El juego va así: si es rosa, es un beso; si es rojo, con lengua. Si es verde, te subes la blusa; si es azul, él se baja el pantalón. Si es morado, te lo pones en la boca. Si es negro, es darlo todo.
Lo jugamos durante el recreo, los profesores no se dan cuenta. Nos paramos en el patio de juegos junto al mástil de la bandera, con los brazos cubiertos de las pulseras de colores de las de la farmacia, y esperamos. Los chicos pasan frente a nosotras, amontonados, dándose codazos, riendo. Hacen como que no nos ven. Nosotras hacemos como que no los vemos. Uno de ellos llega y jala la pulsera de alguna, rompiéndolo como una liga de goma, de un tirón, como si rasgara la cuerda de una guitarra. No nos voltea a ver. Regresa caminando por donde vino, rodeando el campo de fútbol. Y la escogida, Angie o Carrie o Mandy, lo ve alejarse. Después de un rato se va detrás de él y lo alcanza bajo las gradas, al otro lado del campo, donde los profesores no alcanzan a ver.
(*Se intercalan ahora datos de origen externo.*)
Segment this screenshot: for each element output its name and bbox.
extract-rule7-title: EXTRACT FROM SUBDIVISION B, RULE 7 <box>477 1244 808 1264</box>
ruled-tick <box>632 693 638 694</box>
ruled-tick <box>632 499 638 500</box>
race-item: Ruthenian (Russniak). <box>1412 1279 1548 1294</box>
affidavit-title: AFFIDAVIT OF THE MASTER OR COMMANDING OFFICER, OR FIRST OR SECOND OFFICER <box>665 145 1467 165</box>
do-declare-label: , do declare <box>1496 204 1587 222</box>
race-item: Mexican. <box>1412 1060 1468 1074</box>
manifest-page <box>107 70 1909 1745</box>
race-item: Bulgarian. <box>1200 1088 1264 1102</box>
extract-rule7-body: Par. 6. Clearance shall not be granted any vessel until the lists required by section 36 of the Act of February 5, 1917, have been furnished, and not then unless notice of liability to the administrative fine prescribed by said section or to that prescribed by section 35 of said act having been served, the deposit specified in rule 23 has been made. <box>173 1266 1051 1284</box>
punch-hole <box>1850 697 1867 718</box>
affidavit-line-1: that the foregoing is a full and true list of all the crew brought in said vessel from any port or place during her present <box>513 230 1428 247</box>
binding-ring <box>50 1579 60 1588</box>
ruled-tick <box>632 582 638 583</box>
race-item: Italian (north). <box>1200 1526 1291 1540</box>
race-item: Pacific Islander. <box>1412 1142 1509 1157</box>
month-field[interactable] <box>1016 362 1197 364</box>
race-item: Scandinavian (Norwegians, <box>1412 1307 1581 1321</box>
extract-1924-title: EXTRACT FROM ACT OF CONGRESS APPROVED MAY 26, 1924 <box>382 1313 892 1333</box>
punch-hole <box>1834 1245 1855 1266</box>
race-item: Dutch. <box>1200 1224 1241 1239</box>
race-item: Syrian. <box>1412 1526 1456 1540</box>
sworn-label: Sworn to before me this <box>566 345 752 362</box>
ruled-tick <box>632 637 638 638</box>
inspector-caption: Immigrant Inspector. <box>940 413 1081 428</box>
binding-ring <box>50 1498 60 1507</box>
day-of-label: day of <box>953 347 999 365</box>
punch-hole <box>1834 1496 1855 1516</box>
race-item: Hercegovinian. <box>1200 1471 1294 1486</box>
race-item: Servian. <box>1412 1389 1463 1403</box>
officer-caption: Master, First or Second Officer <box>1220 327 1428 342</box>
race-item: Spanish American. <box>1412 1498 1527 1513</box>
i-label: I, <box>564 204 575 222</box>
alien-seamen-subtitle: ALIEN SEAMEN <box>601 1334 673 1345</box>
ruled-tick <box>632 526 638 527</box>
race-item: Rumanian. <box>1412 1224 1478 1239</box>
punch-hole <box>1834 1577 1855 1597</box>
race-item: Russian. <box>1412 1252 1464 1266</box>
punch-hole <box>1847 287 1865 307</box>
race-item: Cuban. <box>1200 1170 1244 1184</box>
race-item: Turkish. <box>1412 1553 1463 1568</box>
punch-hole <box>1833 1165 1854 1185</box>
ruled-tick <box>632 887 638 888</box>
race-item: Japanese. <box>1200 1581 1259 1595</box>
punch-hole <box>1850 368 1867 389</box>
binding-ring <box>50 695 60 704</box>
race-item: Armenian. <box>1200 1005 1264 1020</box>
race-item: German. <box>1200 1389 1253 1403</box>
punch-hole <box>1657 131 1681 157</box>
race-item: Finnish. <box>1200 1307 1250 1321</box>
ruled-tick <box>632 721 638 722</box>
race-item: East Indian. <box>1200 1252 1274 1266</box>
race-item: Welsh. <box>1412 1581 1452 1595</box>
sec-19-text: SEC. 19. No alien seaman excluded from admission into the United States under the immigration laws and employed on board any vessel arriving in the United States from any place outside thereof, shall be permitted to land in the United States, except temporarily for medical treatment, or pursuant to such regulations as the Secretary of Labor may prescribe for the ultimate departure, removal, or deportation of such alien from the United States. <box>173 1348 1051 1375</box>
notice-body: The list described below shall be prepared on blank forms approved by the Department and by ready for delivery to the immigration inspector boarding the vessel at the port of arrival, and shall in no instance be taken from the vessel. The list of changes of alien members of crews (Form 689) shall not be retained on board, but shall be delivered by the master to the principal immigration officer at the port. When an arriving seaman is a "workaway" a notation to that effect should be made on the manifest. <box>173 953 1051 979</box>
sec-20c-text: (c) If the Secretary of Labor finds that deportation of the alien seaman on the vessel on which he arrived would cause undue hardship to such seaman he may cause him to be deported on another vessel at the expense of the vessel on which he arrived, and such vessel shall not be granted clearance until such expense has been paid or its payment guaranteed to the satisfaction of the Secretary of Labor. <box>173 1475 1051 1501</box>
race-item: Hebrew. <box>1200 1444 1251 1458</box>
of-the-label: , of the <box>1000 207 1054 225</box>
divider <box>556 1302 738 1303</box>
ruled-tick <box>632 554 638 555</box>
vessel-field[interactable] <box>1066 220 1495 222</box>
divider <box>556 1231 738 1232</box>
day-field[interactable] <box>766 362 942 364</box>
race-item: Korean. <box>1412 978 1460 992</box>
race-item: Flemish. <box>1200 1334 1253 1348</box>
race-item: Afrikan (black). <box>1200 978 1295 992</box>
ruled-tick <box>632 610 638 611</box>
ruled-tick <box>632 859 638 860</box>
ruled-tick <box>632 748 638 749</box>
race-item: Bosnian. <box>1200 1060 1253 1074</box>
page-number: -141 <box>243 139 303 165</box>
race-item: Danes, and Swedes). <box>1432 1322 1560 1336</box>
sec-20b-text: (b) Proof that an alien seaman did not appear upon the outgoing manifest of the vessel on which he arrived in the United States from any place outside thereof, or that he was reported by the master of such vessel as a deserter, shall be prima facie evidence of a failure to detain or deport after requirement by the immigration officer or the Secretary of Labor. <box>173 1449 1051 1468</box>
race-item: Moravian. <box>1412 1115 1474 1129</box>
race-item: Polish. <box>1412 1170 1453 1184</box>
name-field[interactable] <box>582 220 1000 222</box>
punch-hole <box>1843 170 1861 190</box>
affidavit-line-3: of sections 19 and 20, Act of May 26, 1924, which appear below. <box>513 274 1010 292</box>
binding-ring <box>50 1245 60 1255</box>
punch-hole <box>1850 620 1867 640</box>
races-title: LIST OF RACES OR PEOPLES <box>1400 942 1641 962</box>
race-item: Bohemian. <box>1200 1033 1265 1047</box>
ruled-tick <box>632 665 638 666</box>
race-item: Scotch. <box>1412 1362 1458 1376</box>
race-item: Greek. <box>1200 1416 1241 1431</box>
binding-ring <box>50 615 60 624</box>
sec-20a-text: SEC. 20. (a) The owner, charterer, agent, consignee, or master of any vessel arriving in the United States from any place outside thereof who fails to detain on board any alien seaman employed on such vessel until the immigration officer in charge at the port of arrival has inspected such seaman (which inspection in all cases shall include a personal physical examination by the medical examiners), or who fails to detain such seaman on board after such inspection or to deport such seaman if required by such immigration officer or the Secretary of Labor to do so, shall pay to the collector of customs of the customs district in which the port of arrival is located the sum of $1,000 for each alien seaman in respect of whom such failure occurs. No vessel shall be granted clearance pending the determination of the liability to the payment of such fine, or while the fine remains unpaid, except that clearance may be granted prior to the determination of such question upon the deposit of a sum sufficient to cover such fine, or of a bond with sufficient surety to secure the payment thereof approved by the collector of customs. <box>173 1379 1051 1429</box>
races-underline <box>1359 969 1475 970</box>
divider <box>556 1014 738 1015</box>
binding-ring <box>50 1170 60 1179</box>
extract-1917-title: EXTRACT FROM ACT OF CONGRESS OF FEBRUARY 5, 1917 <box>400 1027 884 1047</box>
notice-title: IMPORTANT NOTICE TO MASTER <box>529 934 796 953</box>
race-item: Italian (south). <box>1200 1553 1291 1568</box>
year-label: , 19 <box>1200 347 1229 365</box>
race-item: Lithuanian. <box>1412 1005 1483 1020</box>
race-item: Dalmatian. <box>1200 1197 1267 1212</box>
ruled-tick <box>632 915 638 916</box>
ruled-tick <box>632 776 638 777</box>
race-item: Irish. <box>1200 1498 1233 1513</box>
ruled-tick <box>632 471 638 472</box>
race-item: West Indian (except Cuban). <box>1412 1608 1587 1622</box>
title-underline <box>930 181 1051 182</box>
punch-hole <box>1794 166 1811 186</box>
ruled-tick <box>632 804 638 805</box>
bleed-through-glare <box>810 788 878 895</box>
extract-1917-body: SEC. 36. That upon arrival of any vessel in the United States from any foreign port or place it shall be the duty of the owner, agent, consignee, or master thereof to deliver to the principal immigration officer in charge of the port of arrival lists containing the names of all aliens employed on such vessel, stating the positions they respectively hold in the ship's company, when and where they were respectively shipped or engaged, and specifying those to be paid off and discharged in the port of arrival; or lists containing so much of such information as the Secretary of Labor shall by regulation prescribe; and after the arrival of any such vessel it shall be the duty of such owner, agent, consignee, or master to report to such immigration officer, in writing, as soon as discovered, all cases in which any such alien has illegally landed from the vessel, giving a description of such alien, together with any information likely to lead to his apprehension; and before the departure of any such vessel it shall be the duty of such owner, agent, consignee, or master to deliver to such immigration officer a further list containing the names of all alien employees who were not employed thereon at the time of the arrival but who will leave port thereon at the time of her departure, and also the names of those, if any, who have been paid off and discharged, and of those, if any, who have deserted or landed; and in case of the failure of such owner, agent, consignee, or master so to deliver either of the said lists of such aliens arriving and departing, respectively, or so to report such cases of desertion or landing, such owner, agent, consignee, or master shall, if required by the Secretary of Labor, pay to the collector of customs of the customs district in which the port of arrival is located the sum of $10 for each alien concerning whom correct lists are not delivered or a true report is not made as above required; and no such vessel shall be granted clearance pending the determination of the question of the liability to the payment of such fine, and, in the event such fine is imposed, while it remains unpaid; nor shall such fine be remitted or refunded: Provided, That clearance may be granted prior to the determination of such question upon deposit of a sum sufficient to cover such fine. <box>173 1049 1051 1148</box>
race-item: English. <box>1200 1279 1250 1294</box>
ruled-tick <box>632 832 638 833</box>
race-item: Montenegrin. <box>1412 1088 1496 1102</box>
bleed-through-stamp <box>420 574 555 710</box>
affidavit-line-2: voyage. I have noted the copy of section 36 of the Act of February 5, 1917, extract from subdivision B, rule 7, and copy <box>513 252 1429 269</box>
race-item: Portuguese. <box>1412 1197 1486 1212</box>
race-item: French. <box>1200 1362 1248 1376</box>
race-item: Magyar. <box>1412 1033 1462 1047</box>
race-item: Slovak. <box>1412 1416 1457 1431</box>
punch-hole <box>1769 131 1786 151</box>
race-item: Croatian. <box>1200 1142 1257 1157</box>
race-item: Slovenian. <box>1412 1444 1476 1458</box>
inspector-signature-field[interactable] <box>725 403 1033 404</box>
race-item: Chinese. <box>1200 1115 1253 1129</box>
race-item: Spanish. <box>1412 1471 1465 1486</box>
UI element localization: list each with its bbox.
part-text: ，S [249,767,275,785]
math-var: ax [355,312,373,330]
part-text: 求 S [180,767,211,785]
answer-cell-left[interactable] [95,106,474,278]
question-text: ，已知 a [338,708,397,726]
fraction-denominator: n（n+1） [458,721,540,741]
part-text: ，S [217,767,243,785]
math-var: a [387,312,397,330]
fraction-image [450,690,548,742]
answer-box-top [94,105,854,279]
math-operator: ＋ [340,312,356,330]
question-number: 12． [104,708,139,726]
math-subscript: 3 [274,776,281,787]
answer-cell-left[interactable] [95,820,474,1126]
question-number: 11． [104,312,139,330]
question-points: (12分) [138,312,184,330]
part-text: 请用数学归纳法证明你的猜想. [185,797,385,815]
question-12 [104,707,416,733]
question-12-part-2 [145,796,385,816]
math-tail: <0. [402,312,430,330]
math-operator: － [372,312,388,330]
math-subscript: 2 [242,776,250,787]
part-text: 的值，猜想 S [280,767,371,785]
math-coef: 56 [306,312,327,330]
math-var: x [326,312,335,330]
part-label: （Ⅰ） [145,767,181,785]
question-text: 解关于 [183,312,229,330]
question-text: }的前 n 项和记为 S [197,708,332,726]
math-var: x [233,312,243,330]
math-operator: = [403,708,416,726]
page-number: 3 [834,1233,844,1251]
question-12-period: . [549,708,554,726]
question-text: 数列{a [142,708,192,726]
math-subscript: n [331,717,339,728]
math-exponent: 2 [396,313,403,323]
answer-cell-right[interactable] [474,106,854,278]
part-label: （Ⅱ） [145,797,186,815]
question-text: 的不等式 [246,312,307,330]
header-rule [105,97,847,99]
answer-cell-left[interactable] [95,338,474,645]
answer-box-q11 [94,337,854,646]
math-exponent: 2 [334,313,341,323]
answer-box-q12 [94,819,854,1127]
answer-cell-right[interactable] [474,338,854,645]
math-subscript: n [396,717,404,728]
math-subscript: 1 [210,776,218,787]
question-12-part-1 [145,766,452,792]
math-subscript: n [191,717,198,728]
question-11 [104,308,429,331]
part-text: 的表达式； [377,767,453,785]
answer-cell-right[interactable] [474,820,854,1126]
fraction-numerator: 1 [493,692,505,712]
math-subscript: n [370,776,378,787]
Lo jugamos todos los días. En segundo de secundaria ya estamos muy grandes para cualquier juego de pelota. Este juego no tiene nombre, y no hablamos de él ni siquiera entre nosotras, después de la escuela, cuando los chicos ya se fueron a jugar fútbol o hockey o a repartir el periódico y ya no están los profesores. Pero el juego tiene reglas. Te vas con el chico que te jale la pulsera. No lo escoges a él, él te escoge a ti, y te da igual quién sea. Tienes que hacer exactamente lo que el color diga, incluso si te cae mal, como pasa con Travis Coleman que siempre tiene las uñas mugrosas. No decimos nada más que “hola”. No le decimos a nadie si lo detestamos, si sentimos su lengua como un pescado muerto en la boca, si sus manos nos dejan rastros pegajosos de sudor a los lados del cuerpo. No hablamos con los chicos si no estamos jugando. No hablamos de eso luego, ni nos reímos, ni nada, incluso si somos solo nosotras tres. Hacemos como que nunca pasó. Nos frotamos el pellizco en brazo, la marca roja que dejó el brazalete al romperse, hasta que ya no se siente.
Si le preguntas a cualquier persona en Cleveland, te dirá que las niñas de Lakeview Heights no juegan ese tipo de cosas. Quizá sí lo jueguen por allá en Cleveland Heights, o del otro lado de la ciudad. Quizá sí hay unas cuantas chicas rebeldes en la preparatoria que se ponen más labial frente al retrovisor antes de bajarse del auto y jalarse la minifalda sobre los muslos. Pero definitivamente eso no se juega en la secundaria, donde los niños todavía salen al recreo, donde sus padres todavía les empacan el almuerzo, donde el director Petroski todavía usa el megáfono para guiar el saludo a la bandera. Eso no se juega en este mundo pequeñito y ordenado donde todavía hay juegos y rayuelas pintadas en el piso. Definitivamente aquí no se juega a nada de eso.